Kijiji - Buy, Sell & Save with Canada's #1 Local Classifieds


Visit Kijiji Classifieds to buy, sell, or trade almost anything! New and used items, cars, real estate, jobs, services, vacation rentals and more virtually anywhere.




www.kijiji.ca


----------



## Guncho (Jun 16, 2015)

How much difference do you think this would make if someone had say a Focusrite Scarlett already?


----------



## vadsy (Dec 2, 2010)

Guncho said:


> How much difference do you think this would make if someone had say a Focusrite Scarlett already?


depending on the model of Scarlett you have this would add two more channels with a little more versatility over the stock Focusrite preamps and options


----------



## Chito (Feb 17, 2006)

I have this preamp. They are very good and provides a lot of detail. Here is a comparison that I found on youtube. A focusrite 212 vs the FMR RNP.


----------



## Guncho (Jun 16, 2015)

I don't hear a difference.

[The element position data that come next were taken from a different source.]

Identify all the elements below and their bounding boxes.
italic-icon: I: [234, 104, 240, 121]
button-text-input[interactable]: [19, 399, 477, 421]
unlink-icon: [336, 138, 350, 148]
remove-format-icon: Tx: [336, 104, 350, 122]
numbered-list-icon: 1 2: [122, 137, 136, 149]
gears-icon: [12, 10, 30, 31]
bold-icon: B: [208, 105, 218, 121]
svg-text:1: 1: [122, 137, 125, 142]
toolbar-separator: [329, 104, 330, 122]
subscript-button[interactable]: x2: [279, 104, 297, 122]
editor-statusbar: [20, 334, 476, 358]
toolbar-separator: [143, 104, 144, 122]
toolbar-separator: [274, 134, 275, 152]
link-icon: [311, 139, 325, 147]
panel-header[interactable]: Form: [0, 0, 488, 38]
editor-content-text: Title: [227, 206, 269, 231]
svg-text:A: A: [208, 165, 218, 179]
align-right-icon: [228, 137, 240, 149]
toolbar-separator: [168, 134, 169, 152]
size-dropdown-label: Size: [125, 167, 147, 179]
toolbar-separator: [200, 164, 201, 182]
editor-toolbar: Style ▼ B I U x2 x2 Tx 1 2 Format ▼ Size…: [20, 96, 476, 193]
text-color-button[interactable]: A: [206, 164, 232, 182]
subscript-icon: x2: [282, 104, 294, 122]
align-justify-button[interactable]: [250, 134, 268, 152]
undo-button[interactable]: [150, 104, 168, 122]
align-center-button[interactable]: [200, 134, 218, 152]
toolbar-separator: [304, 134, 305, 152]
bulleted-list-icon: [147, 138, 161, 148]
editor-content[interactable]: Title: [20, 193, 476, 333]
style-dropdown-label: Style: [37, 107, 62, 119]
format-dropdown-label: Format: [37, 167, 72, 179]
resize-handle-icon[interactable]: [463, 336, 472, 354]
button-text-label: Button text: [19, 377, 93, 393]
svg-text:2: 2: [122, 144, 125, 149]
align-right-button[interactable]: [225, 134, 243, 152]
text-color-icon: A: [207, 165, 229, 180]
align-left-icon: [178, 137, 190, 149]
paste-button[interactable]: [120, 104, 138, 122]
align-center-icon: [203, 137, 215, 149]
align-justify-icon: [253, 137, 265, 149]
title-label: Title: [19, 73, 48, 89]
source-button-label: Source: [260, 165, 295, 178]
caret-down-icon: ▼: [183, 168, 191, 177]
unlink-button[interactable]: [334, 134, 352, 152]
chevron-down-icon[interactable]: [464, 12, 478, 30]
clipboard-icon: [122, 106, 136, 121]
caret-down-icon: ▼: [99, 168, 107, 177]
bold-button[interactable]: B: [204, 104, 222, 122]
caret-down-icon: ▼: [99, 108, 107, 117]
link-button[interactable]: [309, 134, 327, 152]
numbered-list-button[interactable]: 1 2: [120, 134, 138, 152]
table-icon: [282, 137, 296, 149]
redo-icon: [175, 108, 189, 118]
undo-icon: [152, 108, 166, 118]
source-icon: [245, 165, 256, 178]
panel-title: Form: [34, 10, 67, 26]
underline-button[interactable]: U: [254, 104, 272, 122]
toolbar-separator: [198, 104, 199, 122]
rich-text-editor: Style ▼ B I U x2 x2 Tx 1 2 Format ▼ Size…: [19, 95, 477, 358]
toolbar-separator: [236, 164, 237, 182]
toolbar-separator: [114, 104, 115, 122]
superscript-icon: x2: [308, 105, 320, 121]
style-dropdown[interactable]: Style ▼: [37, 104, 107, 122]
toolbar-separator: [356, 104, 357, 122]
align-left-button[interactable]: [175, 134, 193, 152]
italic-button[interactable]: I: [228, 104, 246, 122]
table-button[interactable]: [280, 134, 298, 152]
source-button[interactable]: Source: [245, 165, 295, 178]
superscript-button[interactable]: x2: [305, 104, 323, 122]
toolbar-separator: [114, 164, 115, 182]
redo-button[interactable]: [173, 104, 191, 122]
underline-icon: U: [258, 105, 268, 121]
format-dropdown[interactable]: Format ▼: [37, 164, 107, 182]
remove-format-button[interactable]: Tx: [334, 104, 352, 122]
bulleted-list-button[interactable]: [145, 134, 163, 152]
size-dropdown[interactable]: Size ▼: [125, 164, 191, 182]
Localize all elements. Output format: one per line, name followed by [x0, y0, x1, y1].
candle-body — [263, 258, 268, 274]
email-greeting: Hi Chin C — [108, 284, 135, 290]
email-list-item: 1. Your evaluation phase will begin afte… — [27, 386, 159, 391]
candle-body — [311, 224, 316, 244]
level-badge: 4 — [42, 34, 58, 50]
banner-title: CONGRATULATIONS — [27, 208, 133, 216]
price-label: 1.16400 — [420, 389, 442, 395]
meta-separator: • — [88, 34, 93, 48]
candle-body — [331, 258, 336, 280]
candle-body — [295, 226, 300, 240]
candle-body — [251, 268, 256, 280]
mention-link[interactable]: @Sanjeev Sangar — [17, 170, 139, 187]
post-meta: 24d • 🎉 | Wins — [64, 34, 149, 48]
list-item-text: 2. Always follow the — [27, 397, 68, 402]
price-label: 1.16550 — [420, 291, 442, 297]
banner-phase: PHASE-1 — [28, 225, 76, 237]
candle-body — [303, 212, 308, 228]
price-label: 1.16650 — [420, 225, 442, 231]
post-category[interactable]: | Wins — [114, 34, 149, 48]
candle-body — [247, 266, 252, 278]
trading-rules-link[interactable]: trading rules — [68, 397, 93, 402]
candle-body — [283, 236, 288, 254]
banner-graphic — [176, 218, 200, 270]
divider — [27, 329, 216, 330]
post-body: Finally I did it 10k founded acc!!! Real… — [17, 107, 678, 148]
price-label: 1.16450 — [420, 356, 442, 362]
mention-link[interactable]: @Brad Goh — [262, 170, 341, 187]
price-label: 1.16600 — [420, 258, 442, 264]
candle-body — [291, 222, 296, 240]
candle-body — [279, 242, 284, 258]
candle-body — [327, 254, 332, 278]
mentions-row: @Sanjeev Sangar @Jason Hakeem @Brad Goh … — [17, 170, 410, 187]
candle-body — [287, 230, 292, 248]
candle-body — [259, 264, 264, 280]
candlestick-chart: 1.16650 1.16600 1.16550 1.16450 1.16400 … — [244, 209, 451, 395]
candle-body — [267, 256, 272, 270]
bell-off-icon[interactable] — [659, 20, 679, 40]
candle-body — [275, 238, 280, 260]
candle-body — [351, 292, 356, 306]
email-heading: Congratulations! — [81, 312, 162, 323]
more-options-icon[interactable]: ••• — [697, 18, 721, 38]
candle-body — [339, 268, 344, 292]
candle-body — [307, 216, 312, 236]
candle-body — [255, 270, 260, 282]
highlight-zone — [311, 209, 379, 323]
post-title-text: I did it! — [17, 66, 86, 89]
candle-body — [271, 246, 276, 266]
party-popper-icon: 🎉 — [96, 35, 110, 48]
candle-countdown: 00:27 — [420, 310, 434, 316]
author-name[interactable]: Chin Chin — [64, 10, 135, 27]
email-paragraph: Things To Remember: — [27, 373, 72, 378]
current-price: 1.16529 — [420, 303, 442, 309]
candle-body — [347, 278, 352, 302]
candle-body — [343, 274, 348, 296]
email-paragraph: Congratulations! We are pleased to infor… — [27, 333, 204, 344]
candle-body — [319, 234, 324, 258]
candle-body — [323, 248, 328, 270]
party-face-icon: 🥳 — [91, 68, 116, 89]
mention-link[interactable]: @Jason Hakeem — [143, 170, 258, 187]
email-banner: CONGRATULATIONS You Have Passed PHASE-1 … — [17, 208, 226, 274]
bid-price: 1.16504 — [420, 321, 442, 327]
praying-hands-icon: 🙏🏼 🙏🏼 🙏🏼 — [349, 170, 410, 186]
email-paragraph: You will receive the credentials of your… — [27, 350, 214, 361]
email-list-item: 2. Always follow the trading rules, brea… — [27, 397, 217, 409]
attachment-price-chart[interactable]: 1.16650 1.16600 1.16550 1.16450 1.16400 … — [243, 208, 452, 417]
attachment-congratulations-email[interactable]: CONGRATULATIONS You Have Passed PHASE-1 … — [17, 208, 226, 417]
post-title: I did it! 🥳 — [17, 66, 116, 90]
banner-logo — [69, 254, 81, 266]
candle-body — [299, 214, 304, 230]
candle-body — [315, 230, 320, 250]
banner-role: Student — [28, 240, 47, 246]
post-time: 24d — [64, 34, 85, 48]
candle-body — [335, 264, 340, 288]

Sounds like he's overdriving something when he sings.


----------



## KapnKrunch (Jul 13, 2016)

Chito said:


> I have this preamp. They are very good and provides a lot of detail. Here is a comparison that I found on youtube. A focusrite 212 vs the FMR RNP.


I'm not sure about his levels from take to take. So actual output is a crap shoot.

The FMR seemed to deliver more clarity & detail to my ear. How significant? Can't tell over YouTube.

The +18 LED is a nice feature. Lotsa headroom for your mix and master guys to work in . If the "twelve position" switch is detented then there's a chance for accurate repeatable results.


----------



## KapnKrunch (Jul 13, 2016)

Yes the Gain is stepped. How closely matched the resistors are, would determine it's accuracy in stereo (if required). 





__





FMR Really Nice Preamp


FMR's dual-channel mic preamp offers a transparent sound at a project-studio price.




www.soundonsound.com


----------



## keto (May 23, 2006)

I made an offer.


----------



## keto (May 23, 2006)

It was gone.


----------



## Chito (Feb 17, 2006)

Not surprised. Was tempted to get it at $250. It's selling for $700+ at L&M.


----------